Comment 6 Bradley T. Hughes freebsd_committer freebsd_triage 2019-07-02 18:57:28 UTC
I have also run into this problem. I have a system running 11.2-RELEASE. I used freebsd-update to upgrade to 11.3-RC3, wrote new boot blocks (/boot/zfsboot) to all disks in the pool. After rebooting, I get the same "can't find pool by guid" message (also 3 times) from the loader. I haven't tried the workaround mentioned; I ended up rolling back to 11.2-RELEASE.
Comment 7 Kyle Evans freebsd_committer freebsd_triage 2019-07-02 19:00:28 UTC
(In reply to Bradley T. Hughes from comment #6)

Hi,

Can you try loader from a head snapshot?
Comment 8 cs 2019-07-04 05:58:17 UTC
I've tried FreeBSD test 13.0-CURRENT FreeBSD 13.0-CURRENT r349638 GENERIC  amd64:

FreeBSD/x86 bootstrap loader, Revision 1.1
ZFS: can't find pool by guid
ZFS: can't find pool by guid
ZFS: can't find pool by guid
Startup error in /boot/lua/loader.lua
LUA ERROR: cannot open /boot/lua/loader.lua: invalid argument.

can't load  'kernel'
Type '?' etc.

And, of course, old good zfsloader still works.
Comment 9 Kyle Evans freebsd_committer freebsd_triage 2019-07-11 17:29:30 UTC
CC'ing tsoome@; partitionless disk setups were somewhat intentionally broken in r342151 [0] because they pose a number of problems (outlined in the commit message linked). loader/libsa built with the patch at [1] should workaround this, but more consideration needs to be made for loader handling these setups.

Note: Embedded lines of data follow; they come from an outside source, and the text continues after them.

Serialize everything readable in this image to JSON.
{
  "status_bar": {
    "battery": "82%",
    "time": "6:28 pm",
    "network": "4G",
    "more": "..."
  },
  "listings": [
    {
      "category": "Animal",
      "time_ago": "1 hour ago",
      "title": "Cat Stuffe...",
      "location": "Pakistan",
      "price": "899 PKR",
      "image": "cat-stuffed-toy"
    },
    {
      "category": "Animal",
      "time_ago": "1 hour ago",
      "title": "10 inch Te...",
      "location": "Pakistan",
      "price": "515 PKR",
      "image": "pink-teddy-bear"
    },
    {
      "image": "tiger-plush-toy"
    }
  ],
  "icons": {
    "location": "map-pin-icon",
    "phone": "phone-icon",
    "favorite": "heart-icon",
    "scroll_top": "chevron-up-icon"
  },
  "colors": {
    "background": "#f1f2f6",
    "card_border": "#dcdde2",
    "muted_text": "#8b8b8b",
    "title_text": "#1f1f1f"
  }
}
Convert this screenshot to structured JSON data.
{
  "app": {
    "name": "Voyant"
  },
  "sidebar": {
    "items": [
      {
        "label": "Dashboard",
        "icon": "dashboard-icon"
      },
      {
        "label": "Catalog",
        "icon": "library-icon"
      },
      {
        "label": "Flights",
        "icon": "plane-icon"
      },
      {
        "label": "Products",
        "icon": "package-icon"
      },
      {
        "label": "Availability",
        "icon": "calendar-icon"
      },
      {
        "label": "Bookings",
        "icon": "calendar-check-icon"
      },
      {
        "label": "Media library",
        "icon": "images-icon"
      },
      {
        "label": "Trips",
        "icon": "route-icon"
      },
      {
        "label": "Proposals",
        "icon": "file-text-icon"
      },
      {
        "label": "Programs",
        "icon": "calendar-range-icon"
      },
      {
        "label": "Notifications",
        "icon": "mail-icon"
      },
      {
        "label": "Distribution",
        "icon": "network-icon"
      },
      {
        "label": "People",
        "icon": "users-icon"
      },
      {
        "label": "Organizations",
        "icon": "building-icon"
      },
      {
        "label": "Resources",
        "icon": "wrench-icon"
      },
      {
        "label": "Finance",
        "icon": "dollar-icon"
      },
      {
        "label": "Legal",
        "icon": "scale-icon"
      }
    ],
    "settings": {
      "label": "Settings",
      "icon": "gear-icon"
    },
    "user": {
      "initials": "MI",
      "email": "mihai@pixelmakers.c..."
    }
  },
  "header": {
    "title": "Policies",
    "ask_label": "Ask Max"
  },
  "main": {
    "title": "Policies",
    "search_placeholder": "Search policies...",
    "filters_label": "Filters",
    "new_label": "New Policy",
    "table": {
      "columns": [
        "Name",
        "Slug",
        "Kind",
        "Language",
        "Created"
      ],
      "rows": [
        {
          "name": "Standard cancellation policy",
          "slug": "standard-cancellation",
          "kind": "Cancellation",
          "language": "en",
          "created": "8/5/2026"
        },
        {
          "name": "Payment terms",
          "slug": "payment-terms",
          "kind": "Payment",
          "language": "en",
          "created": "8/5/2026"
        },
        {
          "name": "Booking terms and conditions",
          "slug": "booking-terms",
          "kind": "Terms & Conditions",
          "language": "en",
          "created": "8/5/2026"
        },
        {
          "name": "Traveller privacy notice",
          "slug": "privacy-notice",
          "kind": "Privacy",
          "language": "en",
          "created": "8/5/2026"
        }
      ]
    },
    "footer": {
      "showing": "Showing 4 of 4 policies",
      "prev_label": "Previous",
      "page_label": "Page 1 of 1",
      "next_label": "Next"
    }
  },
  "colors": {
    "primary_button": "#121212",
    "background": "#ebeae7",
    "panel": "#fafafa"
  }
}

[0] https://svnweb.freebsd.org/base?view=revision&revision=342151
[1]

Index: stand/libsa/zfs/zfs.c
===================================================================
--- stand/libsa/zfs/zfs.c       (revision 349913)
+++ stand/libsa/zfs/zfs.c       (working copy)
@@ -580,11 +580,10 @@
        pa.fd = open(devname, O_RDONLY);
        if (pa.fd == -1)
                return (ENXIO);
-       /*
-        * We will not probe the whole disk, we can not boot from such
-        * disks and some systems will misreport the disk sizes and will
-        * hang while accessing the disk.
-        */
+       /* Probe the whole disk */
+       ret = zfs_probe(pa.fd, pool_guid);
+       if (ret == 0)
+               return (0);
        if (archsw.arch_getdev((void **)&dev, devname, NULL) == 0) {
                int partition = dev->d_partition;
                int slice = dev->d_slice;
Comment 10 cs 2019-07-13 17:16:11 UTC
Thanks for the patch and clarification. Perhaps the times are coming to say goodbye to the portability of system disks between different machines. Thereto UEFI encourages users to keep separate dedicated /boot disk for each motherboard.

By the way, UEFI itself readily hangs upon encountering specially crafted partition scheme on any of the attached disks, providing user with no way other than physically disconnecting offending disk(s).

P.S. Is it worth to add a knob like WITH_PARTITIONLESS_LOADER to the build system?